With this pressure upon him, and thus hampered, the individual gives himself up to the community, which takes full possession of him, because, to maintain its own existence, it needs the whole man.
Henceforth, no one may develop apart and for himself; no one may act or think except within fixed lines. The type of Man is distinctly and clearly marked out, if not logically at least traditionally; each life, as well as each portion of each life must conform to this type;otherwise public security is compromised: any falling off in gymnastic education weakens the army; passing the images of the gods and neglecting the usual libation draws down celestial vengeance on the city. Consequently, to prevent all deviations, the State, absolute master, exercises unlimited jurisdiction; no freedom whatever is left to the individual, no portion of himself is reserved to himself, no sheltered corner against the strong hand of public force, neither his possessions, his children, his personality, his opinions or his conscience.[3] If, on voting days, he shares in the sovereignty, he is subject all the rest of the year, even to his private sentiments.
Rome, to serve these ends, had two censors. One of the archons of Athens was inquisitor of the faith. Socrates was put to death for not believing in the gods in which the city believed.[4] - In reality, not only in Greece and in Rome, but in Egypt, in China, in India, in Persia, in Judea, in Mexico, in Peru, during the first stages of civilization,[5] the principle of human communities is still that of gregarious animals: the individual belongs to his community the same as the bee to its hive and the ant to its ant-hill; he is simply an organ within an organism. Under a variety of structures and in diverse applications authoritative socialism alone prevails.
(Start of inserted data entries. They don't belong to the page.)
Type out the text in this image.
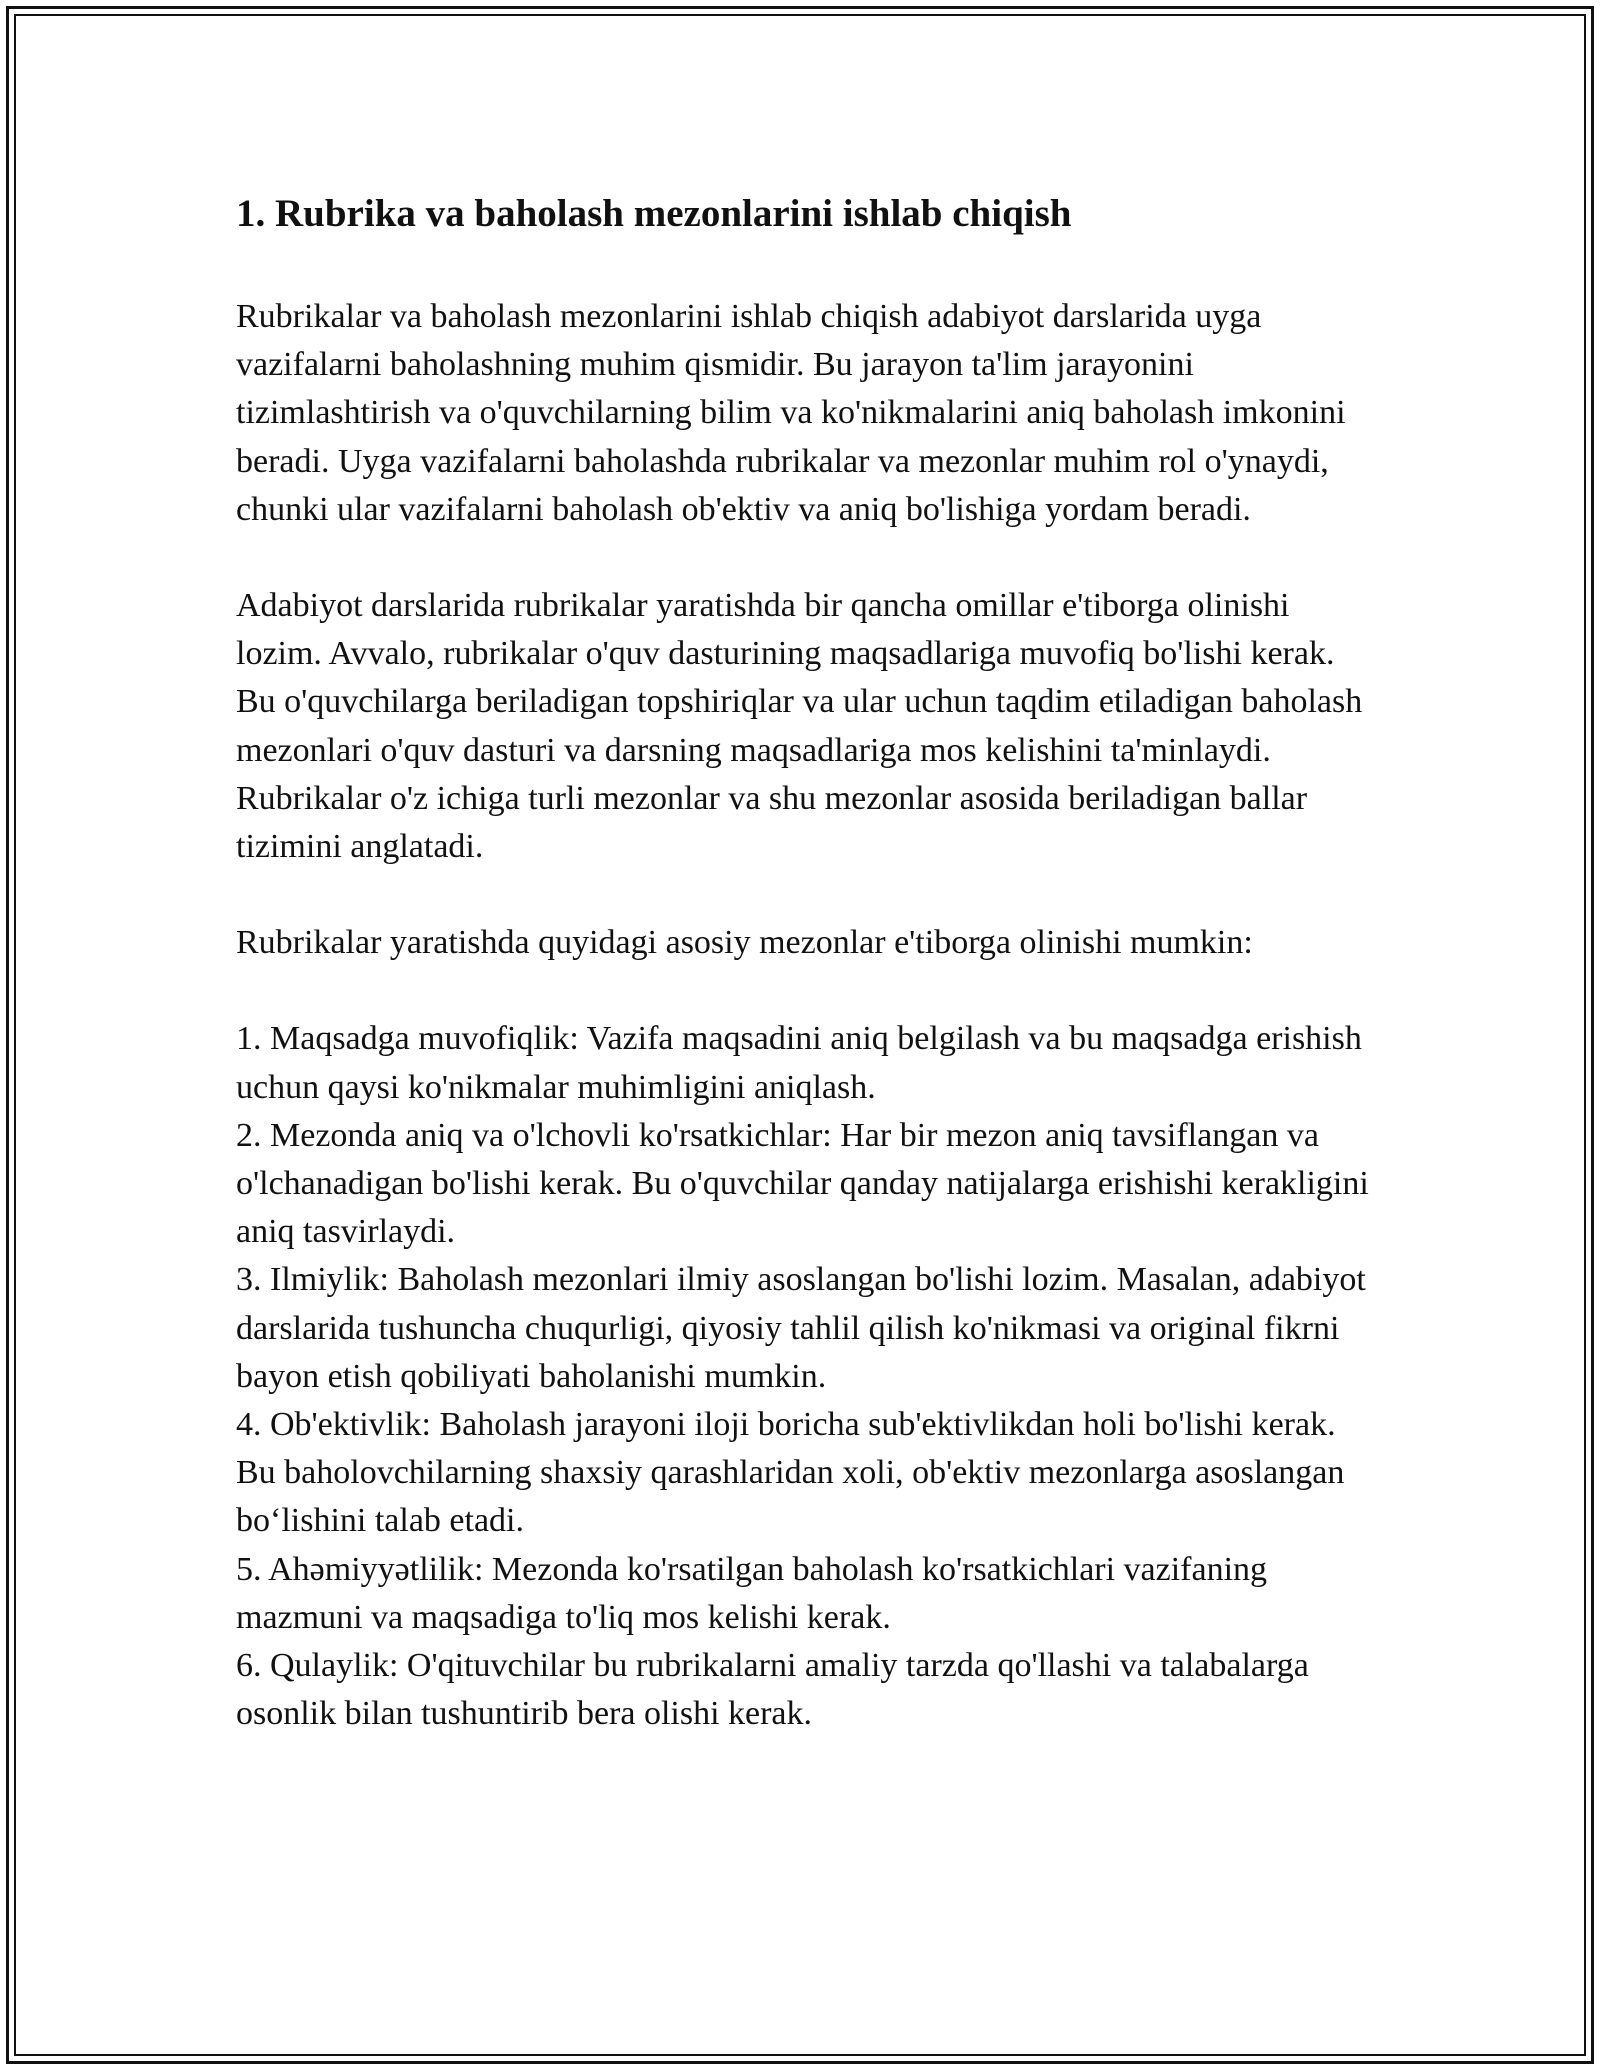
1. Rubrika va baholash mezonlarini ishlab chiqish

Rubrikalar va baholash mezonlarini ishlab chiqish adabiyot darslarida uyga vazifalarni baholashning muhim qismidir. Bu jarayon ta'lim jarayonini tizimlashtirish va o'quvchilarning bilim va ko'nikmalarini aniq baholash imkonini beradi. Uyga vazifalarni baholashda rubrikalar va mezonlar muhim rol o'ynaydi, chunki ular vazifalarni baholash ob'ektiv va aniq bo'lishiga yordam beradi.

Adabiyot darslarida rubrikalar yaratishda bir qancha omillar e'tiborga olinishi lozim. Avvalo, rubrikalar o'quv dasturining maqsadlariga muvofiq bo'lishi kerak. Bu o'quvchilarga beriladigan topshiriqlar va ular uchun taqdim etiladigan baholash mezonlari o'quv dasturi va darsning maqsadlariga mos kelishini ta'minlaydi. Rubrikalar o'z ichiga turli mezonlar va shu mezonlar asosida beriladigan ballar tizimini anglatadi.

Rubrikalar yaratishda quyidagi asosiy mezonlar e'tiborga olinishi mumkin:

1. Maqsadga muvofiqlik: Vazifa maqsadini aniq belgilash va bu maqsadga erishish uchun qaysi ko'nikmalar muhimligini aniqlash.
2. Mezonda aniq va o'lchovli ko'rsatkichlar: Har bir mezon aniq tavsiflangan va o'lchanadigan bo'lishi kerak. Bu o'quvchilar qanday natijalarga erishishi kerakligini aniq tasvirlaydi.
3. Ilmiylik: Baholash mezonlari ilmiy asoslangan bo'lishi lozim. Masalan, adabiyot darslarida tushuncha chuqurligi, qiyosiy tahlil qilish ko'nikmasi va original fikrni bayon etish qobiliyati baholanishi mumkin.
4. Ob'ektivlik: Baholash jarayoni iloji boricha sub'ektivlikdan holi bo'lishi kerak. Bu baholovchilarning shaxsiy qarashlaridan xoli, ob'ektiv mezonlarga asoslangan boʻlishini talab etadi.
5. Ahəmiyyətlilik: Mezonda ko'rsatilgan baholash ko'rsatkichlari vazifaning mazmuni va maqsadiga to'liq mos kelishi kerak.
6. Qulaylik: O'qituvchilar bu rubrikalarni amaliy tarzda qo'llashi va talabalarga osonlik bilan tushuntirib bera olishi kerak.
Just the opposite in modern society; what was once the rule has now become the exception; the antique system survives only in temporary associations, like that of an army, or in special associations, as in a convent. Gradually, the individual has liberated himself, and century after century, he has extended his domain and the two chains which once bound him fast to the community, have snapped or been lightened.
In the first place, public power has ceased to consist of a militia protecting a cult. In the beginning, through the institution of Christianity, civil society and religious society have become two distinct empires, Christ himself having separated the two jurisdictions;"Render unto C?sar the things which are C?sar's, and unto God the things that are God's."Additionally, through the rise of Protestantism, the great Church is split into numerous sects which, unable to destroy each other, have been so compelled to live together and the State, even when preferring one of them, has found it necessary to tolerate the others. Finally, through the development of Protestantism, philosophy and the sciences, speculative beliefs have multiplied. There are almost as many faiths now-a-days as there are thinking men, and, as thinking men are becoming daily more numerous, opinions are daily becoming more numerous. So should the State try to impose any one of these on society, this would excite opposition from an infinity of others;hence the wisdom in governing is found, first, in remaining neutral, and, next, in acknowledging that it is not qualified to interfere.